Während den Mentor:innen bei den Hürdenspringern schon in der Einstiegsqualifizierung nahegelegt wird, Mentees kein Geld zu leihen (auch um die Augenhöhe innerhalb des Tandems zu wahren und Abhängigkeitsverhältnisse zu vermeiden), ist es in Fällen von zeitlich länger andauernden Patenschaften durchaus möglich und auch üblich z.B. der Herkunftsfamilie des Patenkindes beim Kauf einer Waschmaschine finanziell unter die Arme zu greifen. Damit dabei keine zusätzliche Verpflichtung auf Seiten des Mentees entsteht, erschien es den Sessionteilnehmer:innen als sinnvoll, solche Art der (finanziellen) Hilfe als Geschenk und nicht als Kredit zu handhaben.

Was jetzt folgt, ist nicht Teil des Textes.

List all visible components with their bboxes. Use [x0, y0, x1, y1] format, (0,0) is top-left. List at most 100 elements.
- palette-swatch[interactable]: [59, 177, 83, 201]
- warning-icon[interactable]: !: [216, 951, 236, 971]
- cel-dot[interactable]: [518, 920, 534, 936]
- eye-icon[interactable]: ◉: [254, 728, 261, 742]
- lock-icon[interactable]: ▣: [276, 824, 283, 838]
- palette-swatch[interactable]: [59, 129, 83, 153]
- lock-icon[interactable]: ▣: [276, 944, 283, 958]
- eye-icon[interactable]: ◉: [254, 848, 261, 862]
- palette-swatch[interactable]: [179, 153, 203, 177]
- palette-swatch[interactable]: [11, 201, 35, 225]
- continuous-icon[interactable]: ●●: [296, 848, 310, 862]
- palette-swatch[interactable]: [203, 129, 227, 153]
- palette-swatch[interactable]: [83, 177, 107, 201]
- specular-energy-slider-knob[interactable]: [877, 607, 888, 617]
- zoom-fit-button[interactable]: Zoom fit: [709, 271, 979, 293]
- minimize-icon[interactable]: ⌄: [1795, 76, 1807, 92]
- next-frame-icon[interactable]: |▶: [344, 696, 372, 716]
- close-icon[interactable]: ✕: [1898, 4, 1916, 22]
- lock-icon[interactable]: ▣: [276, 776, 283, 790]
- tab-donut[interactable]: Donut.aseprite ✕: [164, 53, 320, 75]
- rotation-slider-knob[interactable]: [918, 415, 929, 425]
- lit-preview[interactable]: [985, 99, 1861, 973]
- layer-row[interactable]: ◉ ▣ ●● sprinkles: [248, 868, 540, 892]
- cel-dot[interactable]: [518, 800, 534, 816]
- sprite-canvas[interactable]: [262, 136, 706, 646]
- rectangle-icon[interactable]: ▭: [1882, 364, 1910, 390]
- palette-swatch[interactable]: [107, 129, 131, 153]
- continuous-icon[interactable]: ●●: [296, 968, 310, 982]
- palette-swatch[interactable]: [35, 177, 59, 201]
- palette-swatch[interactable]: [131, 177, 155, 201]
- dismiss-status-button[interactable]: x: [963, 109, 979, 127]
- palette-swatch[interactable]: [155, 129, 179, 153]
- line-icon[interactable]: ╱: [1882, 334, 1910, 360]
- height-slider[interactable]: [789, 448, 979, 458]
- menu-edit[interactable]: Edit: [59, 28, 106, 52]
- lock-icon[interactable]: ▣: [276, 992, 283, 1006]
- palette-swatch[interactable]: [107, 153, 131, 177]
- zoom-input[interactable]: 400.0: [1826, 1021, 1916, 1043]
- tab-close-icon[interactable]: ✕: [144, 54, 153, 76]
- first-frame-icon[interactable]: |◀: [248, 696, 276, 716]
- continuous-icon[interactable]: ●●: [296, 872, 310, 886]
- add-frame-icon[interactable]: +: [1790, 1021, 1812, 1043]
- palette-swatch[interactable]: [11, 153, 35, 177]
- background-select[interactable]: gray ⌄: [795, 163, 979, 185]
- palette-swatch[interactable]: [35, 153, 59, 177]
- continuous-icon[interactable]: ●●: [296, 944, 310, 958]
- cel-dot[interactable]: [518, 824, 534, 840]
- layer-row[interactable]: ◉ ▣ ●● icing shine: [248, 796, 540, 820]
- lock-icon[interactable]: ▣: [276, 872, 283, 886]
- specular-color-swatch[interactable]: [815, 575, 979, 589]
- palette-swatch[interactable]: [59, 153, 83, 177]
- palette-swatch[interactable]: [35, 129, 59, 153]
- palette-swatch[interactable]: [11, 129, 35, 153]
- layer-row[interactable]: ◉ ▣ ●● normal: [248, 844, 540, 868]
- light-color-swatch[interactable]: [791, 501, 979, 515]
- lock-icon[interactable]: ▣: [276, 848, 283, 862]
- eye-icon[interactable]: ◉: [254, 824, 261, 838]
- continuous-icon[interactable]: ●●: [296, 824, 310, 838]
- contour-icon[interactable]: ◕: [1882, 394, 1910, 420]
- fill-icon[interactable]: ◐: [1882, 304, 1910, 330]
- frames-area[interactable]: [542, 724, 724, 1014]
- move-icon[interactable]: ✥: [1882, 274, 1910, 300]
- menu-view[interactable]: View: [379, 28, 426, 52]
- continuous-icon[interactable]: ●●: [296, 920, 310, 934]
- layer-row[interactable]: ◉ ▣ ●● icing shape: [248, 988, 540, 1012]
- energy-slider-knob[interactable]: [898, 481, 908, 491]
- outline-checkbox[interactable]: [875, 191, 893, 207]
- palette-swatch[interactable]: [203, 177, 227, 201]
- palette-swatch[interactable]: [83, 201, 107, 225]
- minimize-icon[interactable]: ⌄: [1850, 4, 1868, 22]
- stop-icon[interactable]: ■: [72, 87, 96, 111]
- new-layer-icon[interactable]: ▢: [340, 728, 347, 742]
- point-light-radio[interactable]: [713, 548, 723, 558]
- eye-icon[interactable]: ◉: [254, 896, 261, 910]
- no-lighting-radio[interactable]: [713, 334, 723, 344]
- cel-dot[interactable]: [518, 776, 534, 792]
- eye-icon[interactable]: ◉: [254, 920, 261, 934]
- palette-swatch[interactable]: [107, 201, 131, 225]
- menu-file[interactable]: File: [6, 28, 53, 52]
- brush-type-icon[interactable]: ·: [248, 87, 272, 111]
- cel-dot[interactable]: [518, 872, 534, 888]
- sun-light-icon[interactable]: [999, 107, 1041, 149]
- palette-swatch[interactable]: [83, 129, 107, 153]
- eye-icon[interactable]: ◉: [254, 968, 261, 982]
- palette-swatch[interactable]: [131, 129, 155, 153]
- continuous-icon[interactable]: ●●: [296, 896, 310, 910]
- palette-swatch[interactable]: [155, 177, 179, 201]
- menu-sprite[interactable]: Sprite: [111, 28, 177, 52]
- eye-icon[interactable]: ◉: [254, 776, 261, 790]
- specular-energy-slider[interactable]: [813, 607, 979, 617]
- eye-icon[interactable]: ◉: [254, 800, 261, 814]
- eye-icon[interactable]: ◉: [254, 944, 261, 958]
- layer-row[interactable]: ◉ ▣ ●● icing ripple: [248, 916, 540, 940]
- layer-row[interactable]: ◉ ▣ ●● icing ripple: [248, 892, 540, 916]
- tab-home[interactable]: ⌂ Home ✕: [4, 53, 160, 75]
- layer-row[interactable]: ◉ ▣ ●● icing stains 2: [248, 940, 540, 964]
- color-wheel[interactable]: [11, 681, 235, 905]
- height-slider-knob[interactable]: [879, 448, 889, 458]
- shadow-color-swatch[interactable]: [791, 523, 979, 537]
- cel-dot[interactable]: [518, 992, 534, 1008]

Als weitere Möglichkeit wurde die Reflektion unterschiedlicher Umgangsweisen mit Geld genannt. Die aufgestellte These lautete: Menschen, für die Armut eine Grunderfahrung darstellt, neigen dazu besonders großzügig zu sein, wenn Geld vorhanden ist, während Menschen, die ohne Armutserfahrung aufgewachsen sind, finanzielle Ressourcen langfristiger einteilen und verplanen. Dieses Wissen um das „Wie“ im Umgang mit Geld kann im Mentoringprozess hervorragend weitervermittelt werden. Ein weiterer, auch für andere Themen wegweisender Gedanke, kam relativ spät zur Sprache: Der Einsatz von Freiwilligen – nicht der Mentor:innen selbst – für Spendenaktionen und andere unterstützenden Initiativen, womit die Problematik aus der Tandemarbeit ausgelagert werden und somit „entschärft“ werden kann. Abschließend wurde außerdem auf die Nutzung von Unterstützungsmöglichkeiten aus Netzwerken verwiesen.